Минут через двадцать после подачи Ларкиным чая зашли Васильев и Анисимов.

— Мы вас ждали весь вечер, уж три раза приходили, — обратился ко мне Васильев, протягивая руку. — Видите ли, Дмитрий Прокофьевич, настроение становится тревожным.

— В каком смысле?

— Боюсь, как бы завтра у нас эксцессов не было: итти на позицию солдатам не хочется. Нам надо заблаговременно обсудить, как реагировать на действия солдат, ежели они откажутся итти.

— Бросьте, тов. Васильев, чего заранее морочить голову и себе и другим над тем, чего может быть и не будет. Откажутся выступить на позицию, тогда поговорим. Если бы вопрос шел о наступлении, ну, тогда было бы понятно, что предварительно обсудить следует, насколько серьезно операция подготовлена. А сейчас дело простое: сменить финляндцев на знакомой уже нам позиции. Лучше расскажите, что было на митинге с членами Государственной думы.

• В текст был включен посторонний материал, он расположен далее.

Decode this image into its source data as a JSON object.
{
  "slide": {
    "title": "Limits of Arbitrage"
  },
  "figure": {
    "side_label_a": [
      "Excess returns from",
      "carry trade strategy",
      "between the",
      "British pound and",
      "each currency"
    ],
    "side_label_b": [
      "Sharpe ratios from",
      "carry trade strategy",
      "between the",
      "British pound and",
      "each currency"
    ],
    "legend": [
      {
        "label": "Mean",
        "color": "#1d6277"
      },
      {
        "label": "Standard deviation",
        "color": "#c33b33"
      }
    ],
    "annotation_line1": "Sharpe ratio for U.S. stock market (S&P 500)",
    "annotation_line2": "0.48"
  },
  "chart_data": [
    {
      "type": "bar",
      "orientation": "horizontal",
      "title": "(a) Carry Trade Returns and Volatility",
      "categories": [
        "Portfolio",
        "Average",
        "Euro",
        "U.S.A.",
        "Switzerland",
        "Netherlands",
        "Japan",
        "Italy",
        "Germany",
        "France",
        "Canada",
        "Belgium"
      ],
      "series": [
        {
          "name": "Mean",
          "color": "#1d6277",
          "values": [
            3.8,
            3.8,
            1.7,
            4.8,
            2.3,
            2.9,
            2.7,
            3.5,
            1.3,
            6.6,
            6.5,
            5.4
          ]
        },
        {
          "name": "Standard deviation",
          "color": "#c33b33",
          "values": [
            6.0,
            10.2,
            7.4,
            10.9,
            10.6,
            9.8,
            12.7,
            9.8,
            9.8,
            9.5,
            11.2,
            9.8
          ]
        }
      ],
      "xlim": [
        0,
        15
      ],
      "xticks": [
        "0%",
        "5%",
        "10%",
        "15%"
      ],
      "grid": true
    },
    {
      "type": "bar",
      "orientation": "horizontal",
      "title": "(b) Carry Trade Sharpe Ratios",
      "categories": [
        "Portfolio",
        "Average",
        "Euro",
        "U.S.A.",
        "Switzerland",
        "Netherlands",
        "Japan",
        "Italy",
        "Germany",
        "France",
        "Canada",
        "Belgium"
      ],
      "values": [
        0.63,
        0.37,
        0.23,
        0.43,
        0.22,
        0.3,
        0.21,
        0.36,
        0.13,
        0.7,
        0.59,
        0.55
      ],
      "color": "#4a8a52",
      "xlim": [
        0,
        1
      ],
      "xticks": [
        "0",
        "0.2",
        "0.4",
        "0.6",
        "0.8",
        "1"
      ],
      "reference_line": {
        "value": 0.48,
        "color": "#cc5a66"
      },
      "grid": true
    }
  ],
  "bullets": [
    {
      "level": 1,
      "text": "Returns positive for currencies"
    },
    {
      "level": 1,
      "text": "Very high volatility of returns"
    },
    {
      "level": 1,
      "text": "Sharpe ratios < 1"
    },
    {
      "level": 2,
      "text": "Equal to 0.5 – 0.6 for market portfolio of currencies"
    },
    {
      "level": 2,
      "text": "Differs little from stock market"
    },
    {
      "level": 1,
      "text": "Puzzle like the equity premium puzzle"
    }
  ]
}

— Особого ничего. Собрали человек тысячу солдат массу офицеров. Командовал митингом командир Финляндской дивизии генерал Сельвачев. Вы его видели когда-нибудь?

— Нет, не видел.

— Чудной такой, череп у него словно сахарная голова — высокая, узкая. Вышел он на возвышение и сказал, что прибыли господа члены Государственной думы, которые хотят разъяснить текущий момент. Скомандовал «смирно», потом «вольно». Рядом с ним стал член Государственной думы, князь Шаховской, а другой Макагон… Говорил насчет необходимости защищать свободную Россию, что немец делает попытки использовать нашу революцию в своих интересах и разбить нашу армию с тем, чтобы снова поставить у нас царя. Рассказывал, что, когда у нас произошла революция и немцы об этом узнали, повели газовую атаку и пало несколько тысяч наших солдат.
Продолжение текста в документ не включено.